Lincoln’s human limitations are on display both professionally and personally. As a politician is not above the use of tactical maneuvers that are ethically ambiguous at best. He accepts the use of what we would today call lobbyists to secure the needed votes of fence-sitting Democrats by offering patronage jobs. He even wonders if he has abused the powers of the presidency by enacting the Emancipation Proclamation. All of this is in service of passing the Thirteenth Amendment to abolish slavery. His unwavering dedication to that noble goal forms the central question of the movie: what actions are acceptable in achieving a desired outcome? Does the end justify the means? (This question is also played out in the character of Congressman Thaddeus Stevens.) Lincoln is shown as a man of humor even in difficult times and as a perpetual storyteller. The storytelling does more than show Lincoln as a folksy guy. The stories work much like Jesus’ parables. Some listeners failed to grasp their meaning, but, for those with ears to hear, the stories pointed to a greater truth. It was the use of that subtle wisdom that painted the portrait of Lincoln as an impressive, even a great, leader. On the personal side, Lincoln was shown as a man wearied by the pressures of leading the country through its bloodiest war and as a man burdened by personal grief. This is played out most powerfully in the scene where he and Mary Todd discuss their fears about their oldest son, Robert, joining the military and the unresolved grief at the death of another son. It was inspiring to see how Lincoln pressed on with the vital task at hand despite theses personal burdens.
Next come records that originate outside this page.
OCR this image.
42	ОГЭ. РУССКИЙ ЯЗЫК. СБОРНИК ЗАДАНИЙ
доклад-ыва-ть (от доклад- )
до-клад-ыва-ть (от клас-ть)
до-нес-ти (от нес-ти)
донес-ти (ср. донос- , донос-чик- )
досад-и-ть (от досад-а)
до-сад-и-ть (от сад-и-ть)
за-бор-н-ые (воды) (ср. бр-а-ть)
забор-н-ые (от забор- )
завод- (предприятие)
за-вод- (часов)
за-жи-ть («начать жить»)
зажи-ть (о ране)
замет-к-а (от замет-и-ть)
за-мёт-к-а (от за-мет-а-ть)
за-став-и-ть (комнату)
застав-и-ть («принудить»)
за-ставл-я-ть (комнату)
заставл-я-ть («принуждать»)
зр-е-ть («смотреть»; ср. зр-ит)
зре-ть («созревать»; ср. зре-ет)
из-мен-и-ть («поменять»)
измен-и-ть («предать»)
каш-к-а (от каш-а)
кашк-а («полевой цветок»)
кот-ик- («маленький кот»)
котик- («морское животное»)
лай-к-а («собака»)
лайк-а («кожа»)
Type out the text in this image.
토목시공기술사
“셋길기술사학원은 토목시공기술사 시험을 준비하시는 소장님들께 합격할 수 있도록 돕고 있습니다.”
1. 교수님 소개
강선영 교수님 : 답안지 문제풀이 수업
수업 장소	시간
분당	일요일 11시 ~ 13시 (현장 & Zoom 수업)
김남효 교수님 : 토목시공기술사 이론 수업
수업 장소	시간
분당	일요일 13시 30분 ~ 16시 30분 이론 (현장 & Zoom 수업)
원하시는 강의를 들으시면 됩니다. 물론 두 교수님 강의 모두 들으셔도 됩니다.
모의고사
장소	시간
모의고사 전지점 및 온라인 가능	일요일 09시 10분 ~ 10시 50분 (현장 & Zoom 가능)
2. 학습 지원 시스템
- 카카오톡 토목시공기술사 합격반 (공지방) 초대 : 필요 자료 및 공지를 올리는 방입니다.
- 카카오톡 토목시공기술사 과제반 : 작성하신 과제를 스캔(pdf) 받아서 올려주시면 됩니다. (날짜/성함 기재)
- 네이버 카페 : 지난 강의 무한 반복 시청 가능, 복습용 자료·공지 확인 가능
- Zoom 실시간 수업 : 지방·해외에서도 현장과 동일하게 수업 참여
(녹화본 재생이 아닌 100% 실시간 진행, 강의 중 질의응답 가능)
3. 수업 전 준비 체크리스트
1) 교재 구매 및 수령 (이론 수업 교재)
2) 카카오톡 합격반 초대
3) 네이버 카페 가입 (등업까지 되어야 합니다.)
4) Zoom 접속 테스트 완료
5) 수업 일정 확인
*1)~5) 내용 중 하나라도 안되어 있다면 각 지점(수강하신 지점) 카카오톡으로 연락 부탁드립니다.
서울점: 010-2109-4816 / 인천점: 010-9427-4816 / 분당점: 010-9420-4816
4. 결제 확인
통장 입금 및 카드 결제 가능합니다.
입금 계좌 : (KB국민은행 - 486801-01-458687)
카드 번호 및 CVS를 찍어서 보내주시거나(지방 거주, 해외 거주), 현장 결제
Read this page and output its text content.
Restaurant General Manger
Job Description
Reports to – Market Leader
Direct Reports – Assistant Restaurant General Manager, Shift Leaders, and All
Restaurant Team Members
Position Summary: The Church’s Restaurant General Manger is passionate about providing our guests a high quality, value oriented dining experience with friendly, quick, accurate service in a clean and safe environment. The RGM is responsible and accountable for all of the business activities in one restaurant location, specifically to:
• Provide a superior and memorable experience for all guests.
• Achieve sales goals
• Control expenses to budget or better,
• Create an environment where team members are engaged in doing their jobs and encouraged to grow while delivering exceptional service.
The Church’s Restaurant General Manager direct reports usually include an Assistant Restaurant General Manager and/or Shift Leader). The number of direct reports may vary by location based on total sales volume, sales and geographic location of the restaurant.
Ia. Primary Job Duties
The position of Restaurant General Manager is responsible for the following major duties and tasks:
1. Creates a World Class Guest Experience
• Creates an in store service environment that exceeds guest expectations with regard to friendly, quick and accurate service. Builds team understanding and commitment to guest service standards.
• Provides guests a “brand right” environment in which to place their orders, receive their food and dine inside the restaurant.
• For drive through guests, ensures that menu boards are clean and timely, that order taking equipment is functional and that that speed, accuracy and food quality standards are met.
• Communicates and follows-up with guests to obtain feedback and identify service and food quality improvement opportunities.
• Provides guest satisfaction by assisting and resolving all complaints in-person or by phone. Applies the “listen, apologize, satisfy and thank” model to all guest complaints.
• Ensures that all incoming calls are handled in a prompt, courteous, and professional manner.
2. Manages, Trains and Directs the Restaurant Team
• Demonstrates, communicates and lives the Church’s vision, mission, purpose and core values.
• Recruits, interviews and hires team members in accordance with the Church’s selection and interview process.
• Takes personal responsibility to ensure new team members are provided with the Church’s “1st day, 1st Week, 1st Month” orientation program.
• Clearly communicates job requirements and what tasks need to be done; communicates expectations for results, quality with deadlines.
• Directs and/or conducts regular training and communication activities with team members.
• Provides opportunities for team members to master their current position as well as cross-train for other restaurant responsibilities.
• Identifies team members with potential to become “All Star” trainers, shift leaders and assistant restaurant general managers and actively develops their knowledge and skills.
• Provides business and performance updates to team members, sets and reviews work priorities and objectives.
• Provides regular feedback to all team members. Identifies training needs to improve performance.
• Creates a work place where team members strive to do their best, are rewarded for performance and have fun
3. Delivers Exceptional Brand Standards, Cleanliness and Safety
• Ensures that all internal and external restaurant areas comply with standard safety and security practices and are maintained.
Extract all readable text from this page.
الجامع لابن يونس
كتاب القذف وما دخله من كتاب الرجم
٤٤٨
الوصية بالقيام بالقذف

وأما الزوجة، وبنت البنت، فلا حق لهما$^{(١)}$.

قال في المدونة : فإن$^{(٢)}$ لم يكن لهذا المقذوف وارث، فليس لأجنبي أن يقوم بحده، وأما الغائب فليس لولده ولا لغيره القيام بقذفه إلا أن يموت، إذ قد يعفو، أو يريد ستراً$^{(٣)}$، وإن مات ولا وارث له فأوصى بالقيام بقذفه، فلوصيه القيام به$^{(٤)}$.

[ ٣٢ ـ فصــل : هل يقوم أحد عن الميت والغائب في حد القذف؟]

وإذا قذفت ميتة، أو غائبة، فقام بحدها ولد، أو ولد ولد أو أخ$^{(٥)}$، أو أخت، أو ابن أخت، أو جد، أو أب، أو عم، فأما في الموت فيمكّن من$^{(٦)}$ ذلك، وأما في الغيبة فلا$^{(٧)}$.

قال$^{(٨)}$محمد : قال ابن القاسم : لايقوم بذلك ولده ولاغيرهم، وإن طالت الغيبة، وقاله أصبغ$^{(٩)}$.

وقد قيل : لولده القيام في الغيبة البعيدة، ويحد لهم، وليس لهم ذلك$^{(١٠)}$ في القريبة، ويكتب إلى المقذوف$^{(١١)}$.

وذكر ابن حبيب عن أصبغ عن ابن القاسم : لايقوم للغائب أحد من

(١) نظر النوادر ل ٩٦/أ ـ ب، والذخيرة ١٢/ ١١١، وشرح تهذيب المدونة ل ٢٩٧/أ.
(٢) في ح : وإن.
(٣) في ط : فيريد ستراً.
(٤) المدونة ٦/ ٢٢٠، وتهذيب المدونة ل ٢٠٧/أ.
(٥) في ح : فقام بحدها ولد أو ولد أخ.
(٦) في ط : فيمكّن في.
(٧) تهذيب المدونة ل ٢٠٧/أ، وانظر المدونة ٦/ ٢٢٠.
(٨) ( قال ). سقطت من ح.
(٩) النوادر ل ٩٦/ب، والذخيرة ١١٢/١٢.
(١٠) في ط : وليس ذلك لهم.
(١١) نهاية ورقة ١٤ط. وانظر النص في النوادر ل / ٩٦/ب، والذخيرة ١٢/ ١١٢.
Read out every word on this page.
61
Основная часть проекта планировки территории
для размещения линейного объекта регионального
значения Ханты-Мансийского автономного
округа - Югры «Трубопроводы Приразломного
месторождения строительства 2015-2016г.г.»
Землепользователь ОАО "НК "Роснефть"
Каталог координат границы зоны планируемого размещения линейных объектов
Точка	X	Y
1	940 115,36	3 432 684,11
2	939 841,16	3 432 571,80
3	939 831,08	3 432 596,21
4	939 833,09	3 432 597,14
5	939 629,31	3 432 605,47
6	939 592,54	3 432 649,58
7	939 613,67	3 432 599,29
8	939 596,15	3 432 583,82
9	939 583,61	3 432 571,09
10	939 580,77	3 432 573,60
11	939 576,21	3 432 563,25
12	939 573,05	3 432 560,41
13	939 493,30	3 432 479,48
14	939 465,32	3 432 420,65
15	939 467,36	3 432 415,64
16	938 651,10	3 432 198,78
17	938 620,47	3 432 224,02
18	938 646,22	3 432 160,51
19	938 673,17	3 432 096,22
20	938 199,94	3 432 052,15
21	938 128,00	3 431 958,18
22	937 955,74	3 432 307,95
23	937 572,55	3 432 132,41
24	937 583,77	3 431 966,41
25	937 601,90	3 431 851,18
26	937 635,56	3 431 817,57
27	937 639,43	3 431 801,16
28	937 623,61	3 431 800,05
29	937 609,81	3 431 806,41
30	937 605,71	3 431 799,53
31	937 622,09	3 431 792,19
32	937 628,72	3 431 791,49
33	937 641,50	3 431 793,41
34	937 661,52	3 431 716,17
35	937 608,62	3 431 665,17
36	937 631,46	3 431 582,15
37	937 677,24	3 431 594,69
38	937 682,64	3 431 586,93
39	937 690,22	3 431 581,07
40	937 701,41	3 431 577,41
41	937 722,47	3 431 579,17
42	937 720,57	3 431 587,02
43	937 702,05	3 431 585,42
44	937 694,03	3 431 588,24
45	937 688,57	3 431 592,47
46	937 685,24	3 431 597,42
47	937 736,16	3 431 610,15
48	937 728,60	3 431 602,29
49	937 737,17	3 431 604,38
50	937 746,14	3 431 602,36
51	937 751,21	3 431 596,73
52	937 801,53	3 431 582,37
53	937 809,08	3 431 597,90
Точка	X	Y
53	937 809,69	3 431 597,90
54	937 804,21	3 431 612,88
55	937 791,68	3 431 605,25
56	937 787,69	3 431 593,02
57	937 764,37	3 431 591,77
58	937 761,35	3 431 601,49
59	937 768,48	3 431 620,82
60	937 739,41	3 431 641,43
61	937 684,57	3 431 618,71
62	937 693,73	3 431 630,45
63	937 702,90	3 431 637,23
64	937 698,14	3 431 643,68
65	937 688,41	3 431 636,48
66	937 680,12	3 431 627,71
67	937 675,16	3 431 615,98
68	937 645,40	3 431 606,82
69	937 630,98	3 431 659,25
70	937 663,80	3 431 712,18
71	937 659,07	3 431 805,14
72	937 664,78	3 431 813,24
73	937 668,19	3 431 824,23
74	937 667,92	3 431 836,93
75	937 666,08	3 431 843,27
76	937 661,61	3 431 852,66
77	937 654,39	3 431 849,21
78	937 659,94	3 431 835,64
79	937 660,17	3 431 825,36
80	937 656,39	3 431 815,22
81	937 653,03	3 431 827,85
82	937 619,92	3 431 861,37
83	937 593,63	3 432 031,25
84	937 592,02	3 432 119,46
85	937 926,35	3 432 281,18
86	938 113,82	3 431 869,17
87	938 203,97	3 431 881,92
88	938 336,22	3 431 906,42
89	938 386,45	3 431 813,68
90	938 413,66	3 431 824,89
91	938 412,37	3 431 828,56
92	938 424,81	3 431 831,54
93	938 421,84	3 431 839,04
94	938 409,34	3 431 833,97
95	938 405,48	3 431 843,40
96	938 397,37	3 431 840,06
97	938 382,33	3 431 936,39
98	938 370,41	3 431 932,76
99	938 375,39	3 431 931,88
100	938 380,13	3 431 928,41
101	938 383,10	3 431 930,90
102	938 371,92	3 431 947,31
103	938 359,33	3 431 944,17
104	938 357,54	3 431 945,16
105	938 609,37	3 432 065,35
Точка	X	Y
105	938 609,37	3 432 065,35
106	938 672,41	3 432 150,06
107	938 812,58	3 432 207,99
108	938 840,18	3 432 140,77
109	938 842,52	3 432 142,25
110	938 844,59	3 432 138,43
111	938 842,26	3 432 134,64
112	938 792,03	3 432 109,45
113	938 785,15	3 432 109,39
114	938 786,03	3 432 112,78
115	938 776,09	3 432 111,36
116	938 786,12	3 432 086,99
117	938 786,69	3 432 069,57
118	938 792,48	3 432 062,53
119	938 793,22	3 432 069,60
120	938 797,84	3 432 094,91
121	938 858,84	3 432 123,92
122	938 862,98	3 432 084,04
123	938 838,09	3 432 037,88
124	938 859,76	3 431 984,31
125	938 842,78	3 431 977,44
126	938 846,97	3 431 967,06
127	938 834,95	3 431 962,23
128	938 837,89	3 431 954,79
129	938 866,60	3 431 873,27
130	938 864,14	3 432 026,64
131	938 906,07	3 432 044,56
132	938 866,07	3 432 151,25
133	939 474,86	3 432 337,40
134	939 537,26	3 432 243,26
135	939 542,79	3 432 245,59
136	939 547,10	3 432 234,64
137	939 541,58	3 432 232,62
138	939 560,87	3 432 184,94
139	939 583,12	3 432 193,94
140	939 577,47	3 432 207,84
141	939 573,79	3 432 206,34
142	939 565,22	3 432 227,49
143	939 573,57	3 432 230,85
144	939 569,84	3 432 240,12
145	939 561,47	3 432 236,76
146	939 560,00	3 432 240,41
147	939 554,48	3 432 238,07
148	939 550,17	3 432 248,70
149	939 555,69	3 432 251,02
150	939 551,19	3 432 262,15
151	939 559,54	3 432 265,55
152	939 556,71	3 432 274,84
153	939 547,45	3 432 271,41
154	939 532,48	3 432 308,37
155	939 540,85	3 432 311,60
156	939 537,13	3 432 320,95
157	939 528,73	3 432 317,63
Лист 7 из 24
Certainly, much credit for the power of this movie goes to Spielberg as director. I’m not always a huge Spielberg fan. I’m among those who feel that he tends to be overly sentimental and that he relies too heavily on certain techniques, such as back-lighting. He does use back-lighting here, but it mostly to good effect, and he directs the film with a steady hand. However, any mention of credit must quickly include Daniel Day-Lewis’ performance as Lincoln. Yes, it is that good, best actor Oscar good. Often Day-Lewis chews up the scenery, but here his performance is all the more masterful in its restraint. His Lincoln is soft-spoken, but you hang on every word. The few scenes where he responds with greater emotion (such as the one with Mary Todd mentioned above) stand out in contrast to the careful, measured responses of Lincoln, but it is that quiet power that makes the performance, and the image of Lincoln that it represents, so impressive. As strong as his performance is, this is not a one-man show. Day-Lewis is joined by a universally strong supporting cast. Sally Field, who by any reckoning should have been considered too old for the part of Mary Todd Lincoln, delivers a stellar performance, also worthy of an Oscar nomination. Finally, credit also goes to Tony Kushner for a strong script. This is a wordy film. If you are looking for a movie with lots of war action , something along the lines of Spielberg’s Saving Private Ryan, don’t look for it here. Little of the Civil War is shown. This movie focuses on rhetoric, political maneuvering, and personal relationships. It is not a thrilling movie, but it is an intriguing one, with a story that more than justifies its two and a half hour length and that makes Lincoln one of the great movies of the year.